Hacker News new | ask | show | jobs
by greenone 3057 days ago
to clarify:

- marketing wants some tracking, some developers adds it

- ecommerce websites in the real world tend to "need" these tracking/conversion codes

- you do have legitimate get-requests like password-reset links with tokens, also we do use payment providers who send the customers back to us with get links which include payment tokens, newsletter-unsubscribe links are also often simple token links

- and yes normally a get-request should not change anything (at least not when its just repeated) but the sheer fact that they have access to it _and_ are crawling it is bad

my point being that I find it that they would just crawl everything they recorded instead of just crawling pages which are linked publicly or which are targeted in ad-campaigns combined with the fact that they don't warn you about it

1 comments

> my point being that I find it that they would just crawl everything they recorded instead of just crawling pages which are linked publicly or which are targeted in ad-campaigns

There's no way to know which pages are linked publicly without crawling every page for links.

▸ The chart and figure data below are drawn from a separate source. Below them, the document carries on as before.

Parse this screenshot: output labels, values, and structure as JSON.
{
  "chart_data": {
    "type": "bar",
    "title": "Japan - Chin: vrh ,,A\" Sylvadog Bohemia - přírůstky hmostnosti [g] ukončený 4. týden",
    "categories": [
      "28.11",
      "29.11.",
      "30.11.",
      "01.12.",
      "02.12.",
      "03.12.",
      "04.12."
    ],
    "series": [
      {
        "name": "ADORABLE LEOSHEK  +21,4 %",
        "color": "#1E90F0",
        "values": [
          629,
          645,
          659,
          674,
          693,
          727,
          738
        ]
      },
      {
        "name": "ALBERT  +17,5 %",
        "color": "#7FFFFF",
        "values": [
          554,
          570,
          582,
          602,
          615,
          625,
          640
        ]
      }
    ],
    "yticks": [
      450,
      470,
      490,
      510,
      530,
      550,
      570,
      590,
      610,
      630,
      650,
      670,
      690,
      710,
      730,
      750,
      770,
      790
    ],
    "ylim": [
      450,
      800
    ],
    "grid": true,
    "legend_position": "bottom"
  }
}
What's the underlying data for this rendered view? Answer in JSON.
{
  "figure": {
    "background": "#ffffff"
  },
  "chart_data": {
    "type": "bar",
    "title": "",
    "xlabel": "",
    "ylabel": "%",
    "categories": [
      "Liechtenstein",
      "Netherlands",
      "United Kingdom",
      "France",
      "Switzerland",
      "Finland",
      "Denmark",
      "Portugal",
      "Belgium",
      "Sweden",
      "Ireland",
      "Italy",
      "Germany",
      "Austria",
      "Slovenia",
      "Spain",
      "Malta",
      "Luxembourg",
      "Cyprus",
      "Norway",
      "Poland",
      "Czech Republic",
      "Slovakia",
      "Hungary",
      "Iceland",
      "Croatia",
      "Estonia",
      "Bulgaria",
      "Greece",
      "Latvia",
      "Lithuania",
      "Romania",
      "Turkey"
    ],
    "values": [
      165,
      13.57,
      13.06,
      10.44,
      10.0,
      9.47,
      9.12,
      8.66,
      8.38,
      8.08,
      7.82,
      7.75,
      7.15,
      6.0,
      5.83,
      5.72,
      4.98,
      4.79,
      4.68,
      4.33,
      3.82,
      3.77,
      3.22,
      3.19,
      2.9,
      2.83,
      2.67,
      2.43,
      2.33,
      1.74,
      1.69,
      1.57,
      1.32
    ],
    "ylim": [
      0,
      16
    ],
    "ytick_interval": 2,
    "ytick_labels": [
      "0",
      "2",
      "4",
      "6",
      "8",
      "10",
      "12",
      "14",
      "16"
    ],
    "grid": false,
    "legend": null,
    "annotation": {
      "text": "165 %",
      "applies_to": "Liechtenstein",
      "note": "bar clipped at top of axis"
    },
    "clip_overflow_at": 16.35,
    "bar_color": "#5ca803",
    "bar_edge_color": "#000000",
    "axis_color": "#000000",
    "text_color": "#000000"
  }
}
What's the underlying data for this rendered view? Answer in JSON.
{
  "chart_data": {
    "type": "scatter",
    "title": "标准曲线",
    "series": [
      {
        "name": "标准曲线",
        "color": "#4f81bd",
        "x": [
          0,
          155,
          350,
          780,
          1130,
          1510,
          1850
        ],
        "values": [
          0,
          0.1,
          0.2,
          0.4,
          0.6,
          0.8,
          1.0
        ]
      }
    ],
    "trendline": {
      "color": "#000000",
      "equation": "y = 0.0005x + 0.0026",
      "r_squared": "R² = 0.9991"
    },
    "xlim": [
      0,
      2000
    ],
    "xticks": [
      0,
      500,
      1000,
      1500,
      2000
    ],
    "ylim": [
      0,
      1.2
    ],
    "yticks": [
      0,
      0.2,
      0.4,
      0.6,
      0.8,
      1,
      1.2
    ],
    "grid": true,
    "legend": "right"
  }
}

So you're right back at square one.

Ultimately if it's on a Internet-facing web server and not hidden behind an IP whitelist or secure login function then you have to assume it is public. All you are arguing is about different degrees of "public" which somewhat misses the real issue of website security.

Some crawlers do deliberately hit random URLs to check how you're handling 404s. Over crawlers are entirely dishonest and will try to find content that wasn't intended to be made public. How are you going to handle them if you're stumped with the Facebook crawlers that you invited onto your site?

> ...combined with the fact that they don't warn you about it

It's pretty obvious behavior in my opinion but maybe they could have been more explicit. However going back to my previous point, no other crawler advertises what it's going to crawl beforehand. So where do you draw the line? Ranting that Google indexed your site? What about visitors buying stuff on your ecommerce package without prior communication requesting access to the site?

You wouldn't ask customers in a bricks-and-mortar store to state their intentions the moment they walked through the shop door so why should every HTTP user agent have to do the same? While web security can be both complex and maddening, responsibility of hardening the site is still yours; not Facebook's.